Jewish has been included in Broad Group 4 'North African and Middle Eastern'. It is acknowledged that many Jewish people in Australia might not have ties with the Middle East and might consider classification within one of the European broad groups as more correct. However, following consultation with representatives of the Jewish community at the time the ASCCEG was developed, it was decided to adhere to the classification criterion for geographic proximity and include 'Jewish' in 'North African and Middle Eastern' as this is where the Jewish culture originated.

Many people relate to more than one cultural or ethnic group and will give a multiple response to a question on ancestry, ethnicity or cultural identity. Often a response will indicate an identification with a country in a national or cultural sense and will also acknowledge continuing ties with other ethnic or cultural groups, for example, Irish Australian, Italian Australian. Data collection models should be developed to capture multiple responses to enhance usefulness of the output.

Design constraints

The ASCCEG is primarily a classification for collecting statistical data within the Australian context.
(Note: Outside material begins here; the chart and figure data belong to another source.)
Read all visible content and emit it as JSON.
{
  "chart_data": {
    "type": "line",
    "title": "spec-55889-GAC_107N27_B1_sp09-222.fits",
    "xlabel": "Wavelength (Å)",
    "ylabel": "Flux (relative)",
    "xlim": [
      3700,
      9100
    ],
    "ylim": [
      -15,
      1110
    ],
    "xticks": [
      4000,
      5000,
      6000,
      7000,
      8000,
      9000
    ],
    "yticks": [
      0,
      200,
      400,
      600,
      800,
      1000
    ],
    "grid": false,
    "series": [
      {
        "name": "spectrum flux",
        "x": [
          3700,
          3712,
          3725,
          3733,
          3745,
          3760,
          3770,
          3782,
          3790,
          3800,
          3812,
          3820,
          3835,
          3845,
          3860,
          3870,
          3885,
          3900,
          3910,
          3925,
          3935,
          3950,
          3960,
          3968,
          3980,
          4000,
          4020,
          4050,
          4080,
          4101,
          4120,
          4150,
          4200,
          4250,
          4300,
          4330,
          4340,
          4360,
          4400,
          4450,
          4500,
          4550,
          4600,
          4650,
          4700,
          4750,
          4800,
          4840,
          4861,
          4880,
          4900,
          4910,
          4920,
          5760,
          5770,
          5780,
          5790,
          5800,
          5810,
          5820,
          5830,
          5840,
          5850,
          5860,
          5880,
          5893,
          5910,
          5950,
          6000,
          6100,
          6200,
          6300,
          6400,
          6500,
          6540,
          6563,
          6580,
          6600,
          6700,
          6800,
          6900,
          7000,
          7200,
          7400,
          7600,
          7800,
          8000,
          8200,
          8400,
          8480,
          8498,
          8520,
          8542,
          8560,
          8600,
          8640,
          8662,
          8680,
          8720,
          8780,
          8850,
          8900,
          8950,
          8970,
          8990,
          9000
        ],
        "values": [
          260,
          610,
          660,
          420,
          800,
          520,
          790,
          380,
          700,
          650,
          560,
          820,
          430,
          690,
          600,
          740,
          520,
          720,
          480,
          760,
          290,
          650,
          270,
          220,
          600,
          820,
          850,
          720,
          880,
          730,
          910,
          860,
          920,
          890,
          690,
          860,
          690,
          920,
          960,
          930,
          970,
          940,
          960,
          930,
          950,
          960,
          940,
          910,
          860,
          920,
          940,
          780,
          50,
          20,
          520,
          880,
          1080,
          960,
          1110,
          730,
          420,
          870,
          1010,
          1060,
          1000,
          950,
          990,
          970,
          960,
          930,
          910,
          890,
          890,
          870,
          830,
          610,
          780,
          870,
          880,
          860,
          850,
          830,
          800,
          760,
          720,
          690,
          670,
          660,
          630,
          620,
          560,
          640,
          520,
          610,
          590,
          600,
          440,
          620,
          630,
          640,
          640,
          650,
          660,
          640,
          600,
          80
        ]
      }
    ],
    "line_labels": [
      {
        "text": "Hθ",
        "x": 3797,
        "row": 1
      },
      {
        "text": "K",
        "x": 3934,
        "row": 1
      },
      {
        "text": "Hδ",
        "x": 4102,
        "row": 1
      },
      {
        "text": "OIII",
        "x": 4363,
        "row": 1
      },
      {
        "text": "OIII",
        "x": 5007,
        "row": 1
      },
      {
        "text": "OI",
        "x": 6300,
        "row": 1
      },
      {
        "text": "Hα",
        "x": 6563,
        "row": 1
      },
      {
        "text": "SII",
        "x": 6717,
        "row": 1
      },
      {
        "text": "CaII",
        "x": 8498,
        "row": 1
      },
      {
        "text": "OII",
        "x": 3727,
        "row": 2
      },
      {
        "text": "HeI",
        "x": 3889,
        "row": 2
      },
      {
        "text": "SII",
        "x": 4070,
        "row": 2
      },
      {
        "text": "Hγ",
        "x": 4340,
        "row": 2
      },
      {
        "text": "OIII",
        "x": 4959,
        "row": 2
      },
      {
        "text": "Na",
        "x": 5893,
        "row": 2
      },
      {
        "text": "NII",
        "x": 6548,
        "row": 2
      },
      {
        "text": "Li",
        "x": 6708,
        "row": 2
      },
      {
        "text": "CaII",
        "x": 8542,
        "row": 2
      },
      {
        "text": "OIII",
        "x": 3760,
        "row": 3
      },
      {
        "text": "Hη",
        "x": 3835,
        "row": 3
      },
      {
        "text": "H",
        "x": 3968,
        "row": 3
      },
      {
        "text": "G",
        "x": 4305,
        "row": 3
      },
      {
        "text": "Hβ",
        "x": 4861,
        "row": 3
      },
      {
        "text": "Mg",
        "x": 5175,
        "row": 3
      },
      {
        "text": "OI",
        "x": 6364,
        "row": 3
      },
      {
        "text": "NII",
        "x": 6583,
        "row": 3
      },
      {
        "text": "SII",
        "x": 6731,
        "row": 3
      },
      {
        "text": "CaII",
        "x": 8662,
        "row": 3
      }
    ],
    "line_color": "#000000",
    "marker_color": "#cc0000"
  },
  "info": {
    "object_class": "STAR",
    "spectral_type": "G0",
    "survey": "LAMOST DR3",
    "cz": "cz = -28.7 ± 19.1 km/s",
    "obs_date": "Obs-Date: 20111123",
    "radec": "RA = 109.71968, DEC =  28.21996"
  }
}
Theoretical and conceptual considerations for developing the ASCCEG were constrained by the need to ensure the:

Practical usefulness of the classification for collecting ancestry data from both statistical and administrative sources in Australia.
Analytical usefulness of data collected within the framework of the classification.
Number of Australians identifying with cultural and ethnic groups within each category at each level of the classification.
Identification of groups which could be significant for policy setting and service delivery purposes.

The effect of these constraints on the classification has been that:

Some cultural and ethnic groups which are significant in a world context are not separately identified in the structure.
Cultural and ethnic groups which are not separately identified are included in the most appropriate residual or not elsewhere classified (nec) category.
Some broad groups are limited in the number of narrow groups they subsume.

The classification can accommodate changes to Australia's cultural and ethnic composition and can be used to facilitate comparisons with cultural and ethnicity data from other countries.